Third, we must confront the systemic root of this crisis: the unchecked power of ICE. This rogue agency is beyond reform. It has repeatedly demonstrated that it operates with impunity and a mandate that prioritizes terror over safety. It is time to move toward abolishing ICE as it currently exists and replacing it with a humane, accountable immigration system grounded in due process and civil rights.
Fourth, Minnesota’s families and businesses deserve restitution. The city of Minneapolis estimated an economic impact greater than $200 million for one single month of the ICE surge. Statewide, it’s estimated at an additional $20 million per week. And that’s before we factor in the cost to the taxpayer of ICE’s staff time, overtime, charter flights, for-profit detention contracts and more. The economic damage cannot simply be absorbed by local communities while the federal government walks away. Federal relief must compensate small businesses, workers and cities that bore the brunt of this operation. Taxpayers should not be forced to subsidize their own trauma.

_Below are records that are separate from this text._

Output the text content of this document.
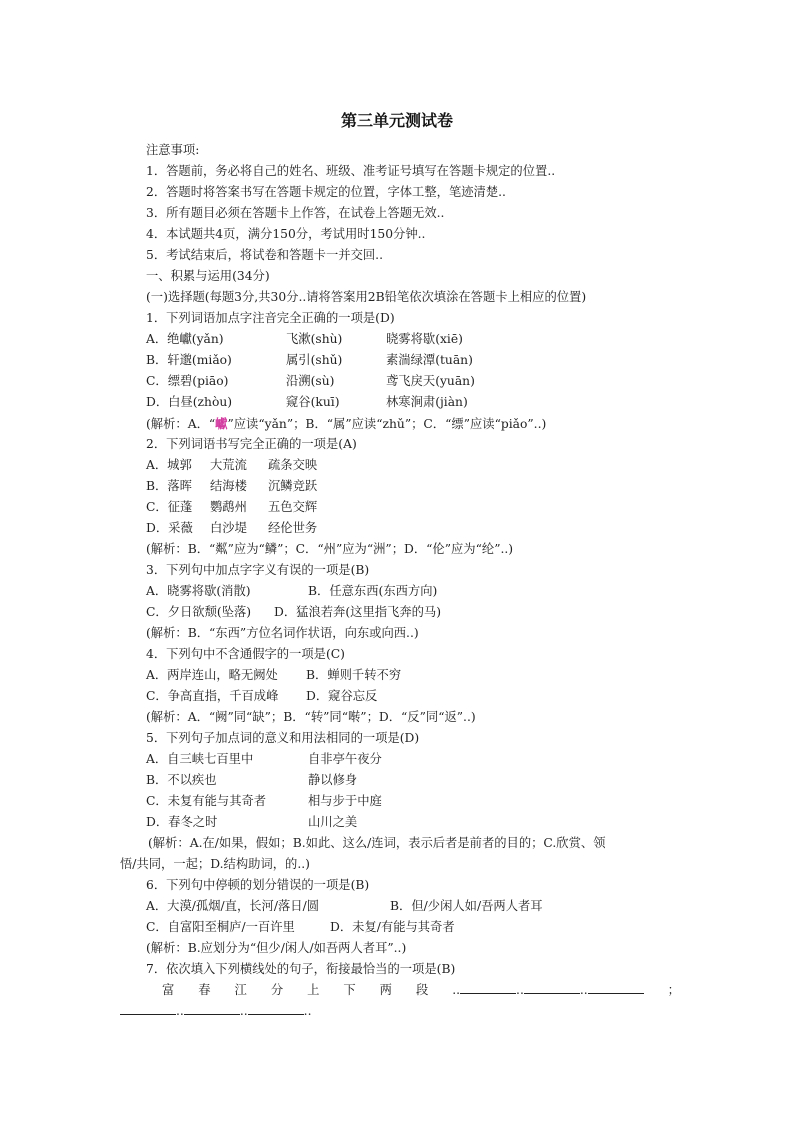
第三单元测试卷
注意事项:
1．答题前，务必将自己的姓名、班级、准考证号填写在答题卡规定的位置..
2．答题时将答案书写在答题卡规定的位置，字体工整，笔迹清楚..
3．所有题目必须在答题卡上作答，在试卷上答题无效..
4．本试题共4页，满分150分，考试用时150分钟..
5．考试结束后，将试卷和答题卡一并交回..
一、积累与运用(34分)
(一)选择题(每题3分,共30分..请将答案用2B铅笔依次填涂在答题卡上相应的位置)
1．下列词语加点字注音完全正确的一项是(D)
A．绝巘(yǎn)	飞漱(shù)	晓雾将歇(xiē)
B．轩邈(miǎo)	属引(shǔ)	素湍绿潭(tuān)
C．缥碧(piāo)	沿溯(sù)	鸢飞戾天(yuān)
D．白昼(zhòu)	窥谷(kuī)	林寒涧肃(jiàn)
(解析：A．“巘”应读“yǎn”；B．“属”应读“zhǔ”；C．“缥”应读“piǎo”..)
2．下列词语书写完全正确的一项是(A)
A．城郭	大荒流	疏条交映
B．落晖	结海楼	沉鳞竞跃
C．征蓬	鹦鹉州	五色交辉
D．采薇	白沙堤	经伦世务
(解析：B．“粼”应为“鳞”；C．“州”应为“洲”；D．“伦”应为“纶”..)
3．下列句中加点字字义有误的一项是(B)
A．晓雾将歇(消散)	B．任意东西(东西方向)
C．夕日欲颓(坠落)	D．猛浪若奔(这里指飞奔的马)
(解析：B．“东西”方位名词作状语，向东或向西..)
4．下列句中不含通假字的一项是(C)
A．两岸连山，略无阙处	B．蝉则千转不穷
C．争高直指，千百成峰	D．窥谷忘反
(解析：A．“阙”同“缺”；B．“转”同“啭”；D．“反”同“返”..)
5．下列句子加点词的意义和用法相同的一项是(D)
A．自三峡七百里中	自非亭午夜分
B．不以疾也	静以修身
C．未复有能与其奇者	相与步于中庭
D．春冬之时	山川之美
(解析：A.在/如果，假如；B.如此、这么/连词，表示后者是前者的目的；C.欣赏、领
悟/共同，一起；D.结构助词，的..)
6．下列句中停顿的划分错误的一项是(B)
A．大漠/孤烟/直，长河/落日/圆	B．但/少闲人如/吾两人者耳
C．自富阳至桐庐/一百许里	D．未复/有能与其奇者
(解析：B.应划分为“但少/闲人/如吾两人者耳”..)
7．依次填入下列横线处的句子，衔接最恰当的一项是(B)
富 春 江 分 上 下 两 段 ..	..	..	；
..	..	..
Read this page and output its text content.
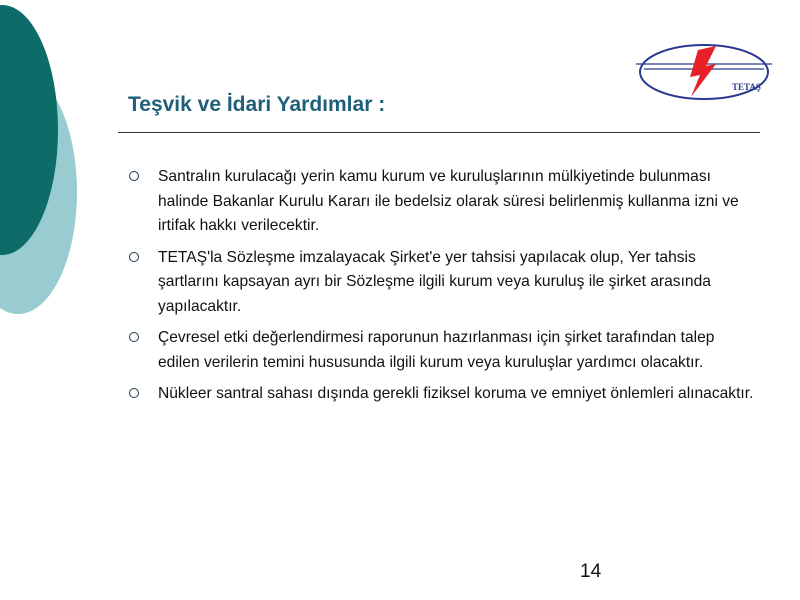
TETAŞ
Teşvik ve İdari Yardımlar :
Santralın kurulacağı yerin kamu kurum ve kuruluşlarının mülkiyetinde bulunması halinde Bakanlar Kurulu Kararı ile bedelsiz olarak süresi belirlenmiş kullanma izni ve irtifak hakkı verilecektir.
TETAŞ'la Sözleşme imzalayacak Şirket'e yer tahsisi yapılacak olup, Yer tahsis şartlarını kapsayan ayrı bir Sözleşme ilgili kurum veya kuruluş ile şirket arasında yapılacaktır.
Çevresel etki değerlendirmesi raporunun hazırlanması için şirket tarafından talep edilen verilerin temini hususunda ilgili kurum veya kuruluşlar yardımcı olacaktır.
Nükleer santral sahası dışında gerekli fiziksel koruma ve emniyet önlemleri alınacaktır.
14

Lastly, Congress must act. We must codify protections to ensure this never happens again. That means strengthening limits on the domestic deployment of federal forces, ending arrest quotas, mandating visible identification for agents, banning the use of masked, unidentifiable officers in crowd control, and passing legislation that allows citizens to sue federal officials for violations of their constitutional rights.
And, yes, accountability includes leadership. Homeland Security Secretary Kristi Noem must resign or be impeached. The cruelty under her watch is unconscionable.
Love of country is not blind allegiance to power. It is fidelity to the Constitution and to one another. If federal authority can be deployed to terrorize one community today, it can be deployed against another tomorrow. Accountability is not revenge. It is a crucial step to safeguarding democracy.
Our community is grieving. Minnesotans are outraged. But we are also resolute. We will not move on. We will move forward with justice.